Physical Motivation: Standard Model Tests

The electron asymmetry is directly connected to lambda, the quotient of the axial- ga and vector-coupling gv constants. This is a very important quantity, governing many weak processes from particly physics to cosmology.

Furthermore, a measurement of A combined with the the neutron lifetime gives access to the first element Vud of the CKM-matrix; this matrix is assumed to be unitary within the Standard Model of Particle Physics. We were able to determine Vud with very high precision in 2000 and found a 2.6 sigma deviation from unitarity (2002, reference). Hence we repeated the A-measurement in spring 2004 to lower all errors significantly to clarify the situation. The results of this measurements will be published soon.

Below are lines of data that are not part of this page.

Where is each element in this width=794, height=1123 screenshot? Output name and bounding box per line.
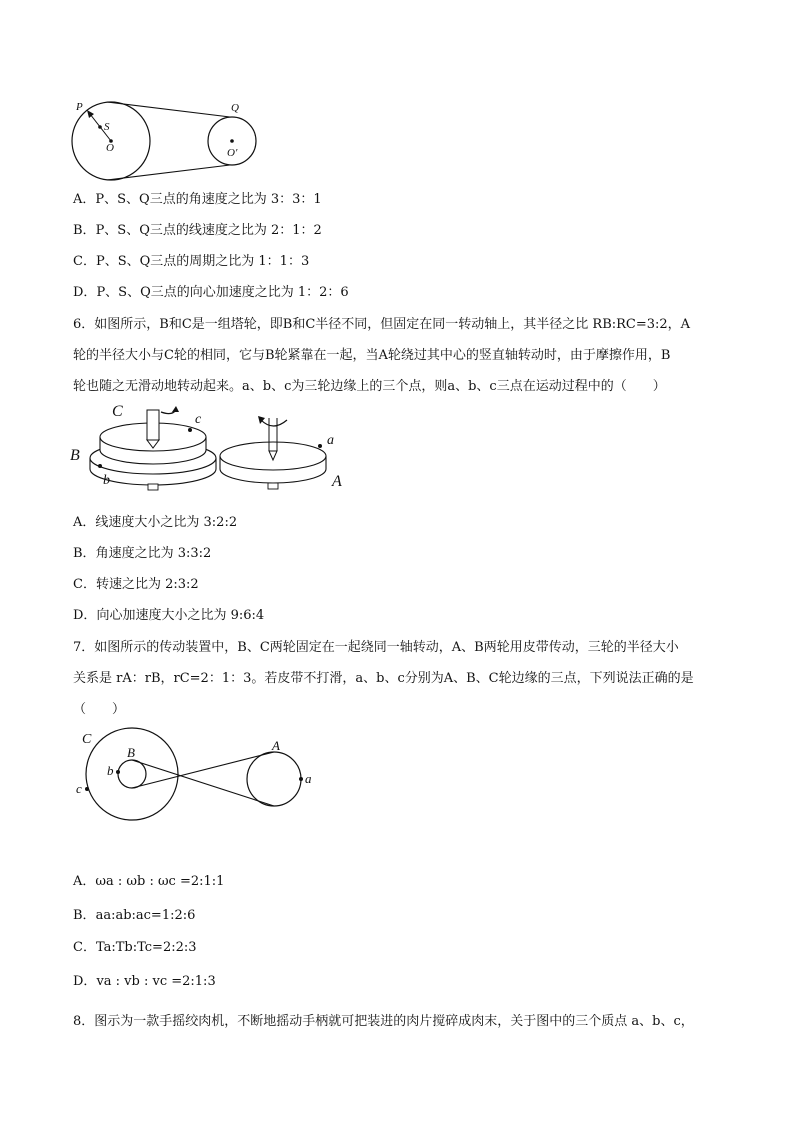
point-a [299, 777, 303, 781]
point-c [85, 787, 89, 791]
label-c-point: c [195, 412, 202, 427]
q6-option-b: B．角速度之比为 3:3:2 [73, 546, 212, 561]
arrow-head [87, 110, 94, 118]
point-o-prime [230, 139, 234, 143]
q6-stem-line1: 6．如图所示，B和C是一组塔轮，即B和C半径不同，但固定在同一转动轴上，其半径之比 RB:RC=3:2，A [73, 317, 691, 332]
rotate-arrow-c-head [172, 406, 179, 412]
label-c-wheel: C [82, 732, 92, 747]
q7-option-a: A．ωa : ωb : ωc =2:1:1 [73, 874, 225, 889]
q7-stem-line1: 7．如图所示的传动装置中，B、C两轮固定在一起绕同一轴转动，A、B两轮用皮带传动，三轮的半径大小 [73, 640, 679, 655]
axle-bc-bottom [148, 484, 158, 490]
rotate-arrow-a [261, 420, 287, 426]
label-o-prime: O′ [227, 147, 238, 159]
label-b-wheel: B [70, 447, 80, 464]
tower-wheel-figure [68, 396, 358, 506]
label-c-point: c [76, 781, 82, 796]
point-b [116, 770, 120, 774]
point-c [188, 428, 192, 432]
belt-pulley-figure [60, 96, 280, 181]
wheel-a [247, 752, 301, 806]
q6-stem-line2: 轮的半径大小与C轮的相同，它与B轮紧靠在一起，当A轮绕过其中心的竖直轴转动时，由于摩擦作用，B [73, 348, 671, 363]
label-b-point: b [103, 473, 110, 488]
label-a-point: a [327, 433, 334, 448]
q7-option-c: C．Ta:Tb:Tc=2:2:3 [73, 940, 197, 955]
wheel-b [118, 760, 146, 788]
belt-bottom [107, 165, 230, 180]
q6-option-d: D．向心加速度大小之比为 9:6:4 [73, 608, 265, 623]
q5-option-a: A．P、S、Q三点的角速度之比为 3：3：1 [73, 192, 322, 207]
q6-option-c: C．转速之比为 2:3:2 [73, 577, 199, 592]
q5-option-c: C．P、S、Q三点的周期之比为 1：1：3 [73, 254, 310, 269]
label-q: Q [231, 102, 239, 114]
label-b-wheel: B [127, 745, 135, 760]
q5-option-d: D．P、S、Q三点的向心加速度之比为 1：2：6 [73, 285, 349, 300]
q7-stem-line2: 关系是 rA：rB，rC=2：1：3。若皮带不打滑，a、b、c分别为A、B、C轮边缘的三点，下列说法正确的是 [73, 671, 694, 686]
point-a [318, 444, 322, 448]
label-o: O [106, 142, 114, 154]
point-s [98, 125, 102, 129]
label-a-wheel: A [332, 473, 342, 490]
q8-stem-line1: 8．图示为一款手摇绞肉机，不断地摇动手柄就可把装进的肉片搅碎成肉末，关于图中的三个质点 a、b、c， [73, 1014, 694, 1029]
label-b-point: b [107, 763, 114, 778]
q5-option-b: B．P、S、Q三点的线速度之比为 2：1：2 [73, 223, 322, 238]
label-p: P [76, 101, 83, 113]
label-a-point: a [305, 771, 312, 786]
shaft-bc [147, 410, 159, 440]
label-s: S [104, 121, 110, 133]
label-a-wheel: A [272, 738, 280, 753]
belt-top [107, 102, 230, 117]
q7-option-b: B．aa:ab:ac=1:2:6 [73, 908, 196, 923]
label-c-wheel: C [112, 403, 123, 420]
q7-stem-line3: （ ） [73, 702, 126, 717]
q6-stem-line3: 轮也随之无滑动地转动起来。a、b、c为三轮边缘上的三个点，则a、b、c三点在运动过程中的（ ） [73, 379, 666, 394]
axle-a-bottom [268, 483, 278, 489]
wheel-c [86, 728, 178, 820]
q7-option-d: D．va : vb : vc =2:1:3 [73, 974, 216, 989]
q6-option-a: A．线速度大小之比为 3:2:2 [73, 515, 238, 530]
transmission-figure [70, 727, 330, 827]
point-b [98, 464, 102, 468]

The weak interaction is maximally parity violating (fully left handed) what cannot be explained within the Standard Model. The neutrino-asymmetry B is sensitive to possible right-handed currents that are proposed by some theoretical models. A measurement of the asymmetry B was performed at the Institut Laue-Langevin (ILL) from june to august 2004. The same experiment gives access to the Proton asymmetry C, an only very poorly known quantity, which is important for consistency cross checks between the correlation coefficients and for an independent determination of lambda.

Furthermore a new spectrometer (PERKEO III) to measure the correlation coefficients with even higher precision is assembled at the moment. A measurement of the weak magnetism in neutron decay is scheduled for winter 2006/2007. This small correction has never been measured in the neutron system and is another test of the Standard Model of Particle Physics and its CVC hypothesis.